In our case, the equation \(\left(x^{2}+x-2\right) y^{\prime \prime}+(x+1) y^{\prime}+2 y=0\) exhibits singular points at \(x = -2\) and \(x = 1\). These are determined as regular since the equation still exhibits linear behavior with analytic coefficients upon substituting these values (as outlined in the step by step solution). This implies that near these points, the solutions are less chaotic and adhere to certain well-behaved patterns.

Linear ODE with Analytic Coefficients

Linear ODEs are a class of differential equations where the unknown function and its derivatives appear to the first power and are not multiplied together. Such equations are often easier to solve and analyze due to their structure. Now, when these linear ODEs have analytic coefficients, it means the coefficients are given by convergent power series within a certain interval around a point.

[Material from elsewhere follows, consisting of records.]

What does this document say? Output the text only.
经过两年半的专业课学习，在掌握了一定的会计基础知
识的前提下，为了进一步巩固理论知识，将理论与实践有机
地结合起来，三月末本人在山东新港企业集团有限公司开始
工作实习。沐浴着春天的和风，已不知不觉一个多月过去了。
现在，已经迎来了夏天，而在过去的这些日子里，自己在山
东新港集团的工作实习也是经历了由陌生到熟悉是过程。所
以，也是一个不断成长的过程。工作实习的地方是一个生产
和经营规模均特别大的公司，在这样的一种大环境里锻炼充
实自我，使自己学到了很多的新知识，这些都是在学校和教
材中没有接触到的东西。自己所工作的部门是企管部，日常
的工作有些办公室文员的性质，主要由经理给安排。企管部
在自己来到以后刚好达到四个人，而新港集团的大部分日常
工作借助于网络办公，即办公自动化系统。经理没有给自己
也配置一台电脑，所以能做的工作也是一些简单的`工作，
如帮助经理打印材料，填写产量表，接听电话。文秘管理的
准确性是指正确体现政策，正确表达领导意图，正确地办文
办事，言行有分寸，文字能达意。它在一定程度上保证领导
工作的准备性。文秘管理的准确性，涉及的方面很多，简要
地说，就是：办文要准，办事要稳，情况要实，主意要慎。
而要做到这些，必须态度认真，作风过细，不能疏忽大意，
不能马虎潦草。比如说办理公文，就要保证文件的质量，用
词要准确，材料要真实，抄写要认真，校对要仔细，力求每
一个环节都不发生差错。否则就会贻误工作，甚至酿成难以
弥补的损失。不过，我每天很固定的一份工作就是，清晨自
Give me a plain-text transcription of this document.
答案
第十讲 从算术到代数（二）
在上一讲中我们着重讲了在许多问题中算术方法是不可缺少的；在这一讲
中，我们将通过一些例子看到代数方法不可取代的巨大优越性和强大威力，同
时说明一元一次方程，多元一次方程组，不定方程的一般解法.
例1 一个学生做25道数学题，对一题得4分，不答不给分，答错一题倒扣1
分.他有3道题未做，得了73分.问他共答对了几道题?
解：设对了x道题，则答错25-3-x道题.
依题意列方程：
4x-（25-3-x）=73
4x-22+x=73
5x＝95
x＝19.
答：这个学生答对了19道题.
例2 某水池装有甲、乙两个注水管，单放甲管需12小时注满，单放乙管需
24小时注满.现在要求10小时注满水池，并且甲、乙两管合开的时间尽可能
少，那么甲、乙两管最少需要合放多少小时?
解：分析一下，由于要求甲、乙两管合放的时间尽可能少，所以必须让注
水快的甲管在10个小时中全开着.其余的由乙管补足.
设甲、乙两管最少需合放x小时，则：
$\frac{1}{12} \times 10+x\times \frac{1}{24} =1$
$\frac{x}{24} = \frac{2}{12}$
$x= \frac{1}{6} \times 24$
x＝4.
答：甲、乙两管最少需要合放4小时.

Why does this matter? Because the presence of analytic coefficients suggests that we can manipulate the coefficients much like how we deal with ordinary power series – they can be differentiated and integrated term by term. This is a desirable property, particularly when dealing with singular points, as it allows for methods like power series solutions and Frobenius method to come into play for obtaining a solution.

In our textbook exercise, the condition that the linear ODE has analytic coefficients even after substituting the singular points underpins the conclusion that these singular points are regular. It's also reassuring for students, pointing to the fact that finding a solution in the vicinity of these points is not only possible but follows a structured approach.

Solving Second Order Differential Equations

Second-order differential equations, such as the one in our exercise, \(\left(x^{2}+x-2\right) y^{\prime \prime}+(x+1) y^{\prime}+2 y=0\), require us to find a function \(y\) which satisfies the relation involving \(y\), its first derivative \(y'\), and second derivative \(y''\). These equations are paramount across various scientific fields, including physics and engineering, where they often describe wave phenomena, oscillations, or forces in balance.

The approach to solving such equations varies depending on the nature of their coefficients and singular points, among other factors. There's the traditional method of finding general solutions via characteristic equations for constant coefficients, or when we've non-constant coefficients and regular singular points, employing the Frobenius method which leverages power series.

From an educational perspective, students should understand that the solutions to these equations are not always straightforward and may involve intricate patterns or series expansions. Being able to determine the type of singular points plays a crucial role in directing the method used in finding these solutions, as demonstrated in our original exercise. Additionally, grasping the concept of regularity in singular points offers a pathway to predict and manage potential complexities in the solutions.